Poprawy wymagają również przepisy kodeksu karnego przewidujące odpowiedzialność karną za przestępstwa z nienawiści (akty fizycznej przemocy oraz mowa nienawiści). Przepisy art. 119, 256 i 257 k.k. nie obejmują m.in. takich przesłanek jak płeć, niepełnosprawność, wiek czy orientacja seksualna. Przedstawianych już było wiele projektów ustaw, które miały to zmienić. Ale bezskutecznie. Po Strajku Kobiet mamy wręcz wylew aktów werbalnej nienawiści w stosunku do kobiet czy wypowiedzi skrajnie homofobicznych. Wszystkie ofiary pozostają bez ochrony instytucjonalnej państwa. Choć próbują sobie radzić w inny sposób (np. poprzez prywatne akty oskarżenia o zniesławienie czy zniewagę, lub poprzez stosowanie przepisów o groźbie karalnej), to w wielu przypadkach to nie wystarcza. Widać to wyraźnie zwłaszcza kiedy sprawca jest anonimowy. Bez pomocy prokuratora trudno dochodzić odpowiedzialności za przestępstwa z nienawiści. Na marginesie można dodać, że obecnie nawet w sprawach, które wypełniają znamiona przestępstw z nienawiści, niekoniecznie możemy liczyć na rzeczywiste zaangażowanie prokuratury. Dominuje zwłaszcza dość duża pobłażliwość dla przestępstw o charakterze rasistowskim czy nacjonalistycznym.
Dyskusja o prawie antydyskryminacyjnym powinna dotyczyć również modelu ochrony instytucjonalnej. Na poziomie centralnym należy zastanowić się nad tym, czy aktualny mechanizm uznawania RPO za „organ ds. równości" powinien zostać faktycznie utrzymany. Z jednej strony RPO korzysta z mandatu konstytucyjnego, co daje duże gwarancje niezależności. Z drugiej jednak ma ograniczone możliwości działania w tzw. sprawach horyzontalnych (dotyczących relacji pomiędzy prywatnymi podmiotami). Niektóre interwencje, nawet na poziomie wyjaśniania aktywności innych organów państwa w sprawach dyskryminacyjnych, narażają RPO na krytykę pomagania jednym obywatelom ku szkodzie innych obywateli.

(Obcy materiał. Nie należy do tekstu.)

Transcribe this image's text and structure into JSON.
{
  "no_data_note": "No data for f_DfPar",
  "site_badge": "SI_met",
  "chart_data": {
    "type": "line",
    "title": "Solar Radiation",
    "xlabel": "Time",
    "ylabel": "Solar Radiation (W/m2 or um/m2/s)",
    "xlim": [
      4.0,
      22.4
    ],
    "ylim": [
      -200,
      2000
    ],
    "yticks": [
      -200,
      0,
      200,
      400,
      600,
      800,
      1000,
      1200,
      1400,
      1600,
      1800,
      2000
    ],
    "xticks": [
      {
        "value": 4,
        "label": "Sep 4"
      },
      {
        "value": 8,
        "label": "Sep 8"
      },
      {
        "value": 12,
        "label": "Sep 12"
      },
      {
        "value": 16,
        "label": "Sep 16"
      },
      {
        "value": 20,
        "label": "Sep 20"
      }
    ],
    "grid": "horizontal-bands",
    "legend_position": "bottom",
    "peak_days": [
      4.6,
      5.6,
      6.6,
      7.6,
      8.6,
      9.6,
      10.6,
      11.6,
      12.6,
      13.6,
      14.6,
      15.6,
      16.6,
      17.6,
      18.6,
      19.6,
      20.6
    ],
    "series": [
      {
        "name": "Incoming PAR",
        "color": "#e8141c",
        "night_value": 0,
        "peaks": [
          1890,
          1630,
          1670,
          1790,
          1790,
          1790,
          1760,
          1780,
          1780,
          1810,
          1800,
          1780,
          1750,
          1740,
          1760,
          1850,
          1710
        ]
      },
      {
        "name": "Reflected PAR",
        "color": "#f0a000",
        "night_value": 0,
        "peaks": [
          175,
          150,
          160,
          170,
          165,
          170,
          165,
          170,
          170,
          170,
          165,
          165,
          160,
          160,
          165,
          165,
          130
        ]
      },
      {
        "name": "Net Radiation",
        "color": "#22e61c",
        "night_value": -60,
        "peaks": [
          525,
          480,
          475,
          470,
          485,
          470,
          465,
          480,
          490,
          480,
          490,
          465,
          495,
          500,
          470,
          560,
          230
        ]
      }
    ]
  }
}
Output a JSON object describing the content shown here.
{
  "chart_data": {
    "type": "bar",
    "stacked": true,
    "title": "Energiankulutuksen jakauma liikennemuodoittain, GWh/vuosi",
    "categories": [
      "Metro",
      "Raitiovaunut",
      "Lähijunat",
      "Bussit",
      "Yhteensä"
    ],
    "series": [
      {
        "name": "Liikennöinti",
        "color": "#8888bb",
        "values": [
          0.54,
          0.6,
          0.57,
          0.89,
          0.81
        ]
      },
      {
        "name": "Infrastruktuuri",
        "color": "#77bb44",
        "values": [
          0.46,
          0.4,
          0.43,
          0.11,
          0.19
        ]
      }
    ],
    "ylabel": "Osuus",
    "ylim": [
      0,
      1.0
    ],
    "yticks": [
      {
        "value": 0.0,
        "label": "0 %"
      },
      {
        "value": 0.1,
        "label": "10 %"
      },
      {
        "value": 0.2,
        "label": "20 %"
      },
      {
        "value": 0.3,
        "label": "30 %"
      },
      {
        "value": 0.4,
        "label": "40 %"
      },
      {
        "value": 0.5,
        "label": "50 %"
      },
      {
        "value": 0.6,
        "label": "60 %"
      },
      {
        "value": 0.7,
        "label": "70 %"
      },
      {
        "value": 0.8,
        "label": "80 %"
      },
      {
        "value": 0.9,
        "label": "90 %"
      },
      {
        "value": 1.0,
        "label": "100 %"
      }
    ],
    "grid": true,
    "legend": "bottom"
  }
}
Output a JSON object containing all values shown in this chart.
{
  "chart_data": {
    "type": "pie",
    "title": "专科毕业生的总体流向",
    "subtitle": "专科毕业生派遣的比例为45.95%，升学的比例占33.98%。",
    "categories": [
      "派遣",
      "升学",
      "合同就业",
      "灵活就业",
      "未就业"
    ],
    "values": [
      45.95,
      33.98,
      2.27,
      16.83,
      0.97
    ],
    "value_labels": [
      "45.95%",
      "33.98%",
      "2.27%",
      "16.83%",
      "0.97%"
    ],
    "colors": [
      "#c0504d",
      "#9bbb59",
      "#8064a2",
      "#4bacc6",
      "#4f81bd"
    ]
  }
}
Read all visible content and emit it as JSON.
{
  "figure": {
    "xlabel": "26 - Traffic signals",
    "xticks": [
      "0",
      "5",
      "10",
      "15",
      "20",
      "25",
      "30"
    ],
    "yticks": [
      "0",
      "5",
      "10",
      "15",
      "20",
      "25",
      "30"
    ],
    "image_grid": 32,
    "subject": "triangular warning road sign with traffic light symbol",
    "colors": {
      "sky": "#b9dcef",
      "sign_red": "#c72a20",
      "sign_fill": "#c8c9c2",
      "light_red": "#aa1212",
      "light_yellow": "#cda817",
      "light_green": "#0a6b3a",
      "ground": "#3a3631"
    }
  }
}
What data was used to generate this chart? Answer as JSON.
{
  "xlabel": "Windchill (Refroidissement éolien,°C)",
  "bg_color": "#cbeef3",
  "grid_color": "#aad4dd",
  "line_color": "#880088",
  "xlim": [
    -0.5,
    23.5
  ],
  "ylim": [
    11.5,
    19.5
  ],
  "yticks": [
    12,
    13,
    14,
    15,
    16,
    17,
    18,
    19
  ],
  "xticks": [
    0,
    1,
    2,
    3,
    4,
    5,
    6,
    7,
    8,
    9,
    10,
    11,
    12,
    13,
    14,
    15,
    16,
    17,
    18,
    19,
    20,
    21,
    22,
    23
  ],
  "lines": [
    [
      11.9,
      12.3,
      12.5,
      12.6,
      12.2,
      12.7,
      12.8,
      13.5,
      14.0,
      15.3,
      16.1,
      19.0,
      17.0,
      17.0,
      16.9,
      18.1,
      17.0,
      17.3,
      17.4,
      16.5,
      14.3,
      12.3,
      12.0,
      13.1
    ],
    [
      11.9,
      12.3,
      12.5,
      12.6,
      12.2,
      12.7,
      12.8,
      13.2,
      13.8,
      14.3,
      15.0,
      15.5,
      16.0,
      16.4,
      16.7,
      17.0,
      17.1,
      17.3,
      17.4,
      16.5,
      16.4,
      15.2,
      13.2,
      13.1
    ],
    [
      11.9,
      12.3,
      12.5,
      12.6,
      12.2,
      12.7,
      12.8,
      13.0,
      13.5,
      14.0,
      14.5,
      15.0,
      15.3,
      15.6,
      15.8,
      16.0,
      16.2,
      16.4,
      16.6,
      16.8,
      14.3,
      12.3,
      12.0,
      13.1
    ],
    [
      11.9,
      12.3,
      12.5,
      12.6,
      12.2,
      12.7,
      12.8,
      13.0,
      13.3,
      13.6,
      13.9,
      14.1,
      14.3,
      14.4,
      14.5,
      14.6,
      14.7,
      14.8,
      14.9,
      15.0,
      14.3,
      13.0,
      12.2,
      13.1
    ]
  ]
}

Również Pełnomocnik Rządu ds. Równego Traktowania powinien mieć mandat (polityczny i prawny) umożliwiający rzeczywiste i nieskrępowane koordynowanie polityki całego rządu. Być może rozwiązaniem docelowym powinno być stworzenie niezależnego organu (jednoosobowego lub komisji) zajmującego się przeciwdziałaniem dyskryminacji (np. na wzór Rumunii), z możliwością nakładania sankcji administracyjnych czy przeprowadzania postępowań wyjaśniających także w odniesieniu do podmiotów prywatnych. Jestem zdania, że taka dyskusja powinna się w Polsce odbyć.
Na szczeblu lokalnym
Przeciwdziałanie dyskryminacji to także działania na szczeblu lokalnym. W świetle zwiększającej się wielokulturowości polskiego społeczeństwa, międzynarodowych migracji oraz coraz większej wrażliwości na te kwestie, rola samorządów lokalnych może być nieoceniona. Wyobrażam sobie, że na szczeblu samorządów województwa mogłyby działać odpowiednie komisje / biura zajmujące się tematyką dyskryminacji, koordynujące nie tylko bieżące interwencje, ale prowadzące działania edukacyjne i uświadamiające.
Polska aspiruje do tego, aby być państwem nowoczesnym, z administracją i strukturą organów odpowiadającą na bieżące wyzwania społeczne. Prawo antydyskryminacyjne nie powinno być traktowane jak swoista nakładka ideologiczna, ale po prostu jak normy pozwalające na wspólną koegzystencję różnych grup społecznych. Powinno być jednocześnie spójne i przejrzyste, realizujące ściśle aksjologię art. 32 i 33 Konstytucji RP. Powinniśmy korzystać z najlepszych dotychczasowych doświadczeń, ale dążyć do stworzenia kompleksowego mechanizmu ochrony.
Mam nadzieję, że nowy Rzecznik Praw Obywatelskich będzie traktował te zagadnienia jako jeden ze swoich priorytetów i doprowadzi do zwiększenia gwarancji prawnych w tym ważnym dla obywateli obszarze.